Table 9 Topic keywords of clusters

6 Conclusions and discussions

With a simple CLRA formulation in (4), JointNMF is able to solve a variety of problems. The basic application of JointNMF is to cluster hybrid data with both content and connection structure, where the connection structure can be either a graph or a hypergraph, and the content can be associated with either the hypergraph nodes or the edges. When X is any nonnegative feature-data matrix and S is a nonnegative data-data similarity matrix, the JointNMF formulation (4) naturally applies without any modification. When there are multiple feature-data matrices \(X_1,\ldots ,X_p\) and multiple similarity matrices \(S_1,\ldots ,S_q\), one can extend (4) to

$$\begin{aligned} \min _{W_i\ge 0, H\ge 0} \sum _{i=1}^p\alpha _i|| X_i-W_iH ||_F^2 + \sum _{j=1}^q\gamma _j || S_j-H^T H ||_F^2 \end{aligned}$$

JointNMF can also be applied to predict paper/patent citations and detect activities and leaders in an organization.

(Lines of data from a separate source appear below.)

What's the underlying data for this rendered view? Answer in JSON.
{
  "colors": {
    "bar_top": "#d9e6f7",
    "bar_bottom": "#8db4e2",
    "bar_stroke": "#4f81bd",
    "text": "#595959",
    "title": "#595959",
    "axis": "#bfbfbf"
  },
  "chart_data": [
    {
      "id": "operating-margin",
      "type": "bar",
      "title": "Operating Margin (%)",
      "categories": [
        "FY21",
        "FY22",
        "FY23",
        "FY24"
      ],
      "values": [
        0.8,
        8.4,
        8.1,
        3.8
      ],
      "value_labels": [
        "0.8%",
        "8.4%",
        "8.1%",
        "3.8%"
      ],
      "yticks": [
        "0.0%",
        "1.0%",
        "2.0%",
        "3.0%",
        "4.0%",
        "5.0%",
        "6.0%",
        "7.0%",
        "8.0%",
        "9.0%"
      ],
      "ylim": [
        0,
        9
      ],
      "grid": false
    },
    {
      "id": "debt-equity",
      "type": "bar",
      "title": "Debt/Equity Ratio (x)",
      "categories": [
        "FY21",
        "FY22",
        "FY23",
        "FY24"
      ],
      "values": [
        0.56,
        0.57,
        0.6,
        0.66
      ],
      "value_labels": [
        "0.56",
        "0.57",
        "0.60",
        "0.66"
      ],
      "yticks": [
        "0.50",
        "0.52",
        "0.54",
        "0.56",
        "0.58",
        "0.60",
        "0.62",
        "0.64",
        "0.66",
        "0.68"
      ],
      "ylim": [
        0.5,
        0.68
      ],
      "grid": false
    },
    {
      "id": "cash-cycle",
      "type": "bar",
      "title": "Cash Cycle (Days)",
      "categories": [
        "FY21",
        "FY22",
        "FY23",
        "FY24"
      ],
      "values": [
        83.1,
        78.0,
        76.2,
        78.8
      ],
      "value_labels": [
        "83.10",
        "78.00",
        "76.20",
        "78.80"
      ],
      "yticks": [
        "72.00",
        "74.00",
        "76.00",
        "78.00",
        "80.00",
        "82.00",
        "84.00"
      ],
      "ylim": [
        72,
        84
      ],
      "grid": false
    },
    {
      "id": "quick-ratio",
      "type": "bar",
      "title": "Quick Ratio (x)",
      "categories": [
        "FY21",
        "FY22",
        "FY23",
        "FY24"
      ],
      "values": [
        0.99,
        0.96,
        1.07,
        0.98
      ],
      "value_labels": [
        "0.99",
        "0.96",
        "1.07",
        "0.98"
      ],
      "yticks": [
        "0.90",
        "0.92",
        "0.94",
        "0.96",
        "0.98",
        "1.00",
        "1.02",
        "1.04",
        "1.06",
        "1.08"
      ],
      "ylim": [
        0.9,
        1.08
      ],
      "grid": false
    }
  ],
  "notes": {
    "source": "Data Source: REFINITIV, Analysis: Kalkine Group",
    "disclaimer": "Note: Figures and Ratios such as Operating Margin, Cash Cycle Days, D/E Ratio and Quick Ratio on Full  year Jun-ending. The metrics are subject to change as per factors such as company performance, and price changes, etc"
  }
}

As a hybrid clustering method, JointNMF, with easy-to-set parameters, successfully improves the cluster quality over content-only and connection-only clustering algorithms. It also outperforms one of the leading hybrid clustering methods in the sense of average F1 score and rand index.

Although the current default parameters (\(\alpha =\Vert X\Vert _F^2/\Vert S\Vert _F^2\) and \(\beta =\alpha \Vert S\Vert _{max}\)) for JointNMF are usually good enough, it was noticed in our experimental results that these are not optimal. We plan to study this further in future research to better understand these parameter values.

Our next research effort, in addition to those noted above, is to accelerate the JointNMF algorithm using a divide-and-conquer approach, as in [17]. In our experiments, JointNMF also demonstrates excellent potential for predicting paper/patent citations and activities and leaders in an organization. The application of JointNMF to citation recommendation and activity/leader detection will be further explored and more experimental results on additional data sets will serve to compare JointNMF with other algorithms in these two important areas that have many applications in critical domains such as organized crime detection.